The Power of Platonic Love: A Friendship Built to Last

February 14, 2025

Cristina Crescenzo (she/her/hers), Low Entropy Volunteer Writer

Platonic love, often misunderstood as a mere absence of romantic desire, is a deep and abiding connection that can provide comfort, joy and meaning in our lives. Unlike romantic relationships, which can be complex and fraught with expectations, platonic love between friends offers an unencumbered bond built on mutual respect, trust and shared history. For me, this has been most evident in the friendships I’ve maintained with the same group of male friends since we were five years old. Our friendship has weathered countless ups and downs, yet has remained steadfast in a way that many romantic relationships might envy.

Much like the iconic dynamic portrayed in When Harry Met Sally, where Harry and Sally’s relationship defies the traditional boundaries of friendship and romance, my experience has been a testament to the power of platonic love. In the film, Harry (Billy Crystal) and Sally (Meg Ryan) debate whether men and women can truly be friends, and while their eventual romantic relationship is undeniable, their friendship is foundational. It is the way they support one another through heartbreaks, frustrations and life changes that forms the core of their bond. Their journey is a portrayal of how deep, unconditional friendship can grow into something more, and yet even in the absence of romance, their connection provides a powerful foundation for what true love, in all its forms, might look like.

In my own life, I’ve had the privilege of maintaining friendships with a few men for over two decades. From the age of five, we’ve shared a bond that transcends the typical definitions of friendship or companionship. We know each other’s deepest flaws, insecurities and vulnerabilities, and yet none of it has driven a wedge between us. Instead, it has strengthened the foundation of our relationship. We are not afraid to share our imperfections because we know that we are accepted unconditionally. This level of trust and understanding isn’t common, and it is a form of love that has always been incredibly fulfilling.

What makes our relationship so special is the absence of the complicated emotions and pressures often found in romantic relationships. There are no games, no expectations that one of us will act as a romantic partner or “fixer” to another. We don’t question each other’s motives or wonder if our actions are driven by romantic interest. Instead, we know that we are there to support each other through thick and thin. Whether it’s celebrating successes, comforting each other through losses or simply sitting in silence while enjoying each other’s company, the comfort and stability of our friendship is what makes it unique.

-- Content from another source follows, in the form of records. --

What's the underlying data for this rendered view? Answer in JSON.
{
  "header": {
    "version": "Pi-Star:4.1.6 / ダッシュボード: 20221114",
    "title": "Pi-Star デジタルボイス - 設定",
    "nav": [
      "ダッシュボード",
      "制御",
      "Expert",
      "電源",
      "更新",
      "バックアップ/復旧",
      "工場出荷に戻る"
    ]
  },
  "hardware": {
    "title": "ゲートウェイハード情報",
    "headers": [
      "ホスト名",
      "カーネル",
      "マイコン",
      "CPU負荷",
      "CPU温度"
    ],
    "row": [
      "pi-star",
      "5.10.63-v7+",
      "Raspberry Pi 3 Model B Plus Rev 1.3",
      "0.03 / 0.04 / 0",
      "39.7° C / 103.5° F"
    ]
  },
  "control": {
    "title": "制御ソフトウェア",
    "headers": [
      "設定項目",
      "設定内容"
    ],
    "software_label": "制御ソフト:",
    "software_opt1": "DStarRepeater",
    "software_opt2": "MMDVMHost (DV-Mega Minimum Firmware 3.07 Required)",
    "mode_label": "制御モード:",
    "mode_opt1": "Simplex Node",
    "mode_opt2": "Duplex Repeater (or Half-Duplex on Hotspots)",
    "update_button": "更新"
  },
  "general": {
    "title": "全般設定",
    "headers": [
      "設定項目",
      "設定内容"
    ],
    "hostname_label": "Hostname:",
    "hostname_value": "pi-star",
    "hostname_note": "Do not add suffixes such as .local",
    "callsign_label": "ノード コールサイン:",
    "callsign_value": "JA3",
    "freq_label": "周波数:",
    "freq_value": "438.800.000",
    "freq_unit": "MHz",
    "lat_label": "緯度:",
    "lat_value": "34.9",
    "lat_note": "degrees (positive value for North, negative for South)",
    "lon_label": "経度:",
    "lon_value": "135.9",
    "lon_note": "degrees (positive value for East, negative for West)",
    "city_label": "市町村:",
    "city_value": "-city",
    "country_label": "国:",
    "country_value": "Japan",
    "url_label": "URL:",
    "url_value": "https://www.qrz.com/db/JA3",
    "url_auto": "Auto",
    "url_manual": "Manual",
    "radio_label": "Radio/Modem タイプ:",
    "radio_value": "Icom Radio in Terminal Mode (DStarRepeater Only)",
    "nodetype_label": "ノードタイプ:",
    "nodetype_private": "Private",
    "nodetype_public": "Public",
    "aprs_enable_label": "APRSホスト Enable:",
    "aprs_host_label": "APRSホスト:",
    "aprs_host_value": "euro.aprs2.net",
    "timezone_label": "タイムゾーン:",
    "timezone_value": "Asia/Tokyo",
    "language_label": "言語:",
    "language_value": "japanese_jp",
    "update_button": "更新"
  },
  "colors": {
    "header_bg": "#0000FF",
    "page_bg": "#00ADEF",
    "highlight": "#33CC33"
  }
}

The ability to make each other laugh is a cornerstone of our connection. Humor has always been a part of how we navigate life’s challenges. It’s an easy way to defuse tension, ease difficult conversations and remind us that, even in the darkest times, there is joy to be found in each other’s presence. Whether reminiscing about our childhood antics or sharing inside jokes that have lasted years, the laughter we share solidifies the understanding that we are in this together, no matter what.

In a world where romantic relationships often come with uncertainty, jealousy and complicated emotions, my platonic friendships offer a sense of relief and security. It’s a rare gift to know that you have people who love you without conditions or ulterior motives. Our bond doesn’t come with the pressure of romantic commitment and yet, it provides a depth of care and connection that many people might only dream of experiencing.

Of course, this doesn’t mean that I don’t value romantic relationships or long for one in the future. In fact, I have always believed that any significant other I may have one day would be incredibly fortunate to inherit the same qualities that define my friendships: trust, mutual respect, acceptance and a sense of humor. If I were to pursue a romantic relationship one day, I would want it to be based on the same principles that guide my friendships. It would need to be one of mutual understanding and support that is free from the pressures and emotional entanglements that can sometimes accompany romance.

Platonic love, at its core, is about acceptance without expectation. It’s about being there for someone without wanting or needing anything in return. In a world where love often feels transactional or coming with conditions, my experiences with my lifelong friends remind me that true connection doesn’t always have to come with romantic undertones. In fact, sometimes, the most profound and lasting relationships are the ones that don’t require anything more than mutual respect, laughter and unwavering support. In the end, a strong friendship, even without romance, is powerful enough to carry us through life’s challenges and offer a love that is enduring and unshakeable.

I am just a 24-year-old finishing her English bachelor’s degree at Simon Fraser University who loves to read and write in order to help someone in some small way. I will also always advocate for mental health and disabled causes through the written word and Low Entropy lets me do just that.